I would choose words related to the body and dance, leave them and blackout the rest. It fascinated me to find this overlap between medical language and dance. And felt there was a poetry to that.

I used them to create movement and also released a limited series of books called grasp + release.

During my residency at Eyebeam I worked on a project which came from a piece I wrote for Movement Research, Performance Journal Issue 52/53. It was their first indigenous issue and I was honoured to contribute.

The work is called "a travelling practice" and explores how the keyboard console is a site that holds crip time (time that is non-normative, non-capitalist, productive time) and Samoan tatau, specifically the malu.

Finding sites of technology that hold both disabled concepts and Samoan concepts excites me. And I was hoping to create eventually choreographic scores and a language from this research.

I use the keyboard to travel, across time and space. For me the internet and technology is an integral way that I communicate and be in the world, when I am tired and need to rest and stay home.

I think Covid-19 has made many non-disabled folks use the internet and technology in a similar way. It changes your world. Your house, your room, your bubble becomes your world.

You bring your folks to your living room, or even your bedroom. This work explores these ideas and feels most relevant to our Covid-19 world.

I admire artists such as Christine Sun Kim, Shannon Finnegan, Alice Sheppard and Carolyn Lazard because they are disabled artists thinking about their disabled aesthetics and perspectives as artists.

Movement artists I follow are Nic Kay, Tendayi Kuumba and Okui Okpokwasili, because their practice is interdisciplinary; thinking about the body and somatics in powerful ways.

In Aotearoa the artists I admire are Rosanna Raymond, Grace Taylor and Tusiata Avia. All strong Samoan women who in their own way have changed their art practice and nurtured arts communities in Aotearoa and have spoken deeply to my own understanding of what it means to be afakasi Samoan.

The best advice I've been given is not advice but people just saying "yes, of course you can do that"". When I first told people I wanted to go to NYC they didn't believe me or asked lots of questions that discouraged me.

But the people who look you in the eye and say "yes, that’s a great idea"? Just having someone else believe in your big idea has been enough.
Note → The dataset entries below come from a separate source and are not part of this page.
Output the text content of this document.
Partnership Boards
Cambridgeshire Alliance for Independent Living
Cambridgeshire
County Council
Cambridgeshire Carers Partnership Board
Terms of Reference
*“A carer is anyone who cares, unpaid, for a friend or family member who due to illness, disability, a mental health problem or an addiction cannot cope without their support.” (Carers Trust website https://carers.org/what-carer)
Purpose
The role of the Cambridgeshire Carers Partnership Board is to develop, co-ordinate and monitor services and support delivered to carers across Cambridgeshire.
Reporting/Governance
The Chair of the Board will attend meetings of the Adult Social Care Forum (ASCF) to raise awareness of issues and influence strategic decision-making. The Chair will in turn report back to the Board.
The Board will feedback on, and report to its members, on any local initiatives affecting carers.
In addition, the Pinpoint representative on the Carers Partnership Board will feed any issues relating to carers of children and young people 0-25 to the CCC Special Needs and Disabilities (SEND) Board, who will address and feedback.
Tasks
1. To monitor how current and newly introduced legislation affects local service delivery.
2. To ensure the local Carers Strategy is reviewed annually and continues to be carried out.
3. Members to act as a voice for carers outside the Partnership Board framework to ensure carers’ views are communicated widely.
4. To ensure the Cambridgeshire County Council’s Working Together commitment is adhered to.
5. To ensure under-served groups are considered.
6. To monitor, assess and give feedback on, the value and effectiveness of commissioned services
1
Because if one person believes in you, it helps you remember to believe in yourself.

My favourite travel destination is always New Zealand and I try to come home once a year. I never realised how lucky and beautiful we are until I left.
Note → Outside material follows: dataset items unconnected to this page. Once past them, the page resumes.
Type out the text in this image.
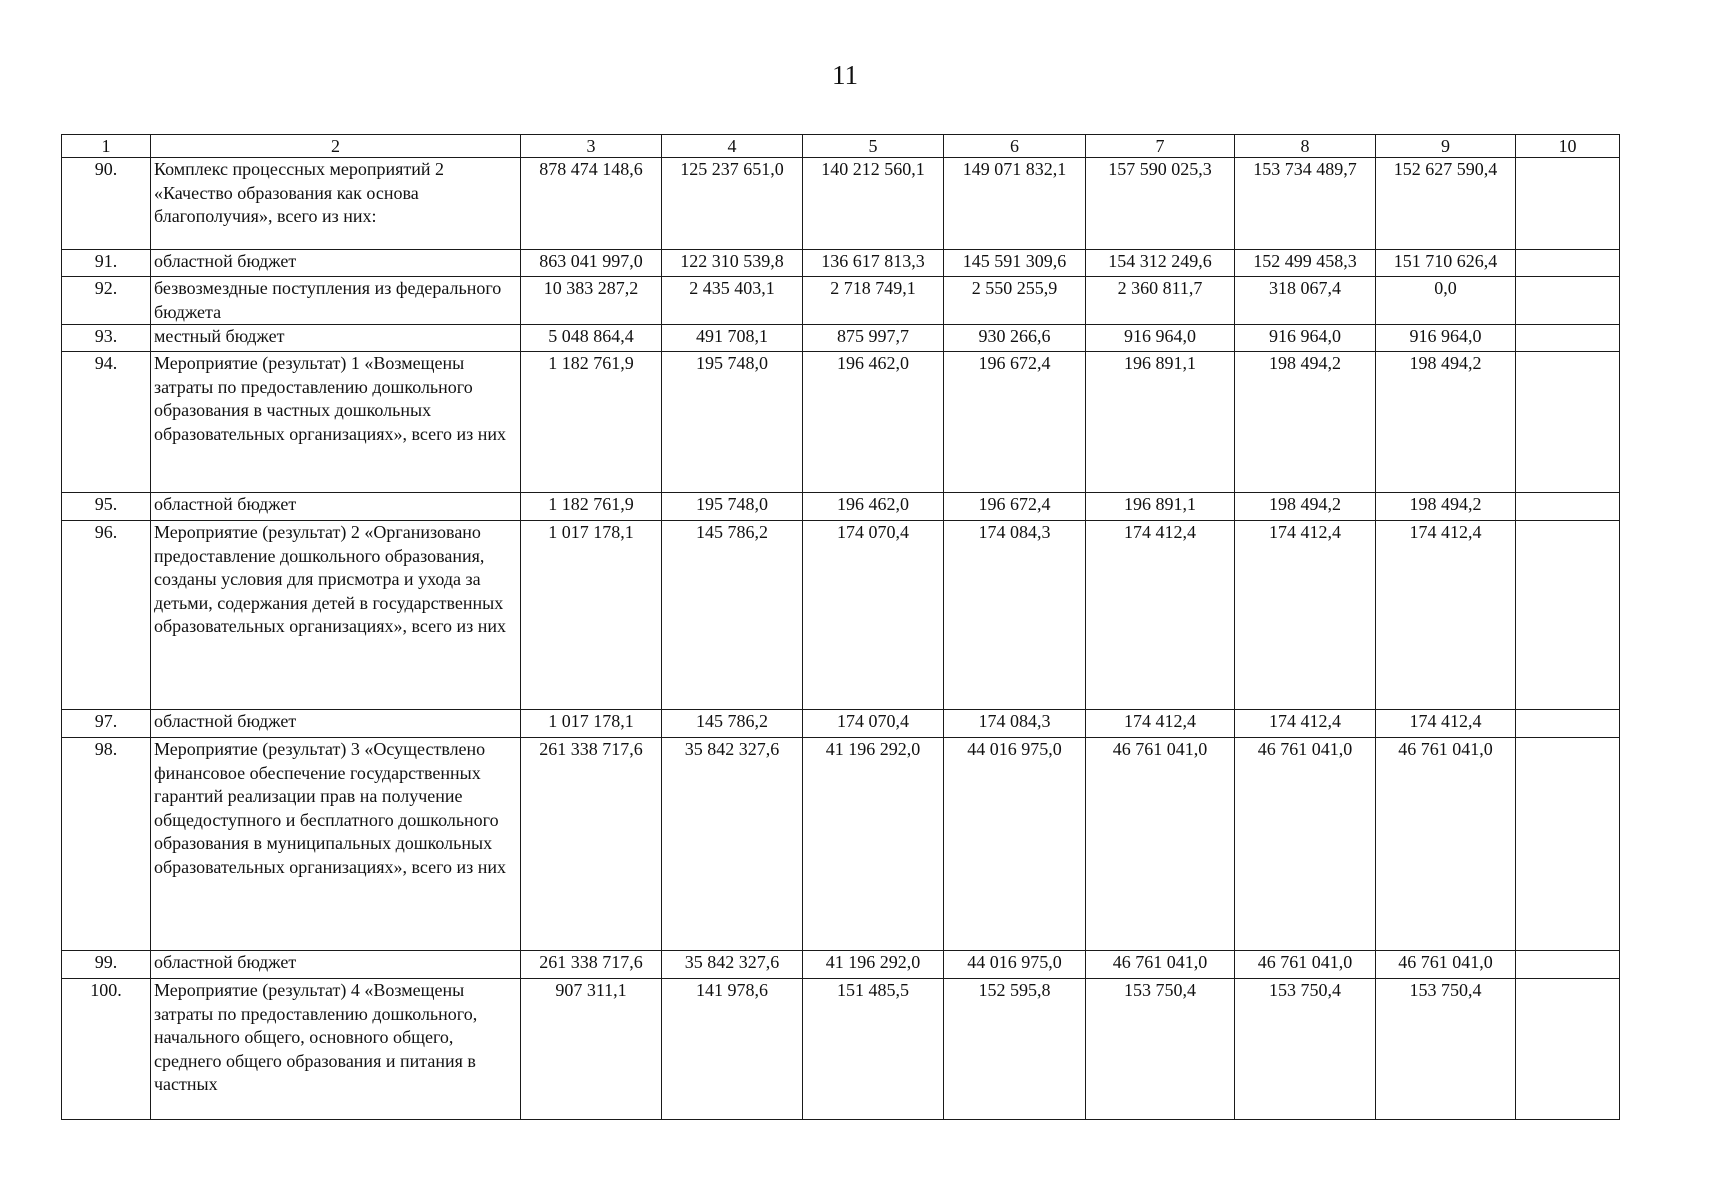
11
1	2	3	4	5	6	7	8	9	10
90.	Комплекс процессных мероприятий 2 «Качество образования как основа благополучия», всего из них:	878 474 148,6	125 237 651,0	140 212 560,1	149 071 832,1	157 590 025,3	153 734 489,7	152 627 590,4	
91.	областной бюджет	863 041 997,0	122 310 539,8	136 617 813,3	145 591 309,6	154 312 249,6	152 499 458,3	151 710 626,4	
92.	безвозмездные поступления из федерального бюджета	10 383 287,2	2 435 403,1	2 718 749,1	2 550 255,9	2 360 811,7	318 067,4	0,0	
93.	местный бюджет	5 048 864,4	491 708,1	875 997,7	930 266,6	916 964,0	916 964,0	916 964,0	
94.	Мероприятие (результат) 1 «Возмещены затраты по предоставлению дошкольного образования в частных дошкольных образовательных организациях», всего из них	1 182 761,9	195 748,0	196 462,0	196 672,4	196 891,1	198 494,2	198 494,2	
95.	областной бюджет	1 182 761,9	195 748,0	196 462,0	196 672,4	196 891,1	198 494,2	198 494,2	
96.	Мероприятие (результат) 2 «Организовано предоставление дошкольного образования, созданы условия для присмотра и ухода за детьми, содержания детей в государственных образовательных организациях», всего из них	1 017 178,1	145 786,2	174 070,4	174 084,3	174 412,4	174 412,4	174 412,4	
97.	областной бюджет	1 017 178,1	145 786,2	174 070,4	174 084,3	174 412,4	174 412,4	174 412,4	
98.	Мероприятие (результат) 3 «Осуществлено финансовое обеспечение государственных гарантий реализации прав на получение общедоступного и бесплатного дошкольного образования в муниципальных дошкольных образовательных организациях», всего из них	261 338 717,6	35 842 327,6	41 196 292,0	44 016 975,0	46 761 041,0	46 761 041,0	46 761 041,0	
99.	областной бюджет	261 338 717,6	35 842 327,6	41 196 292,0	44 016 975,0	46 761 041,0	46 761 041,0	46 761 041,0	
100.	Мероприятие (результат) 4 «Возмещены затраты по предоставлению дошкольного, начального общего, основного общего, среднего общего образования и питания в частных	907 311,1	141 978,6	151 485,5	152 595,8	153 750,4	153 750,4	153 750,4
Outside New Zealand I've been going for a residency to a place called Denniston Hill, in upstate New York, and there's a barn to work from, a garden that we cultivate and the Neversink river where friends and I have spent many days floating down the river.

I hope to return and spend many more summers there. There's not much Wi-Fi, which is also great.

Last year I travelled to London to be in a exhibit curated by the inter*island collective ( a collective of Oceanic artists based in London) and after this exhibit I took home with me a work made by Jaq Brown, a Samoan Hawaiian artist.

It's a six-layered giant, lei installation. It always reminds of home and I can't wait to put it up in my next whare.

A favourite song of mine is Love is stronger than Pride by Amber Marks. When I need to listen to a playlist I listen to Chani Nicholas' astrology playlists.

Moanafresh is a great place in Avondale to get local Pacific wares made by local Pacific artists! During Covid I have found the NZ Made Products Facebook page. It is really great to hear from vendors themselves and help support local during this time.

My favourite book is The Lot by Michael Leunig. It was the last item my grandmother gave me and has a handwritten inscription. It's a book of essays and every so often I will open up to a random page when I need some inspiration, and read an essay.

I go through phases of listening to different podcasts but This American Life is always a staple I can return to. During Covid-19 I've been listening to true crime podcasts especially In the Dark.

They just released a pandemic special which looks at Covid-19 in Mississippi which I want to listen to. Also Esther Perel, a relationship therapist, has a Covid-19 special, counselling couples under lockdown.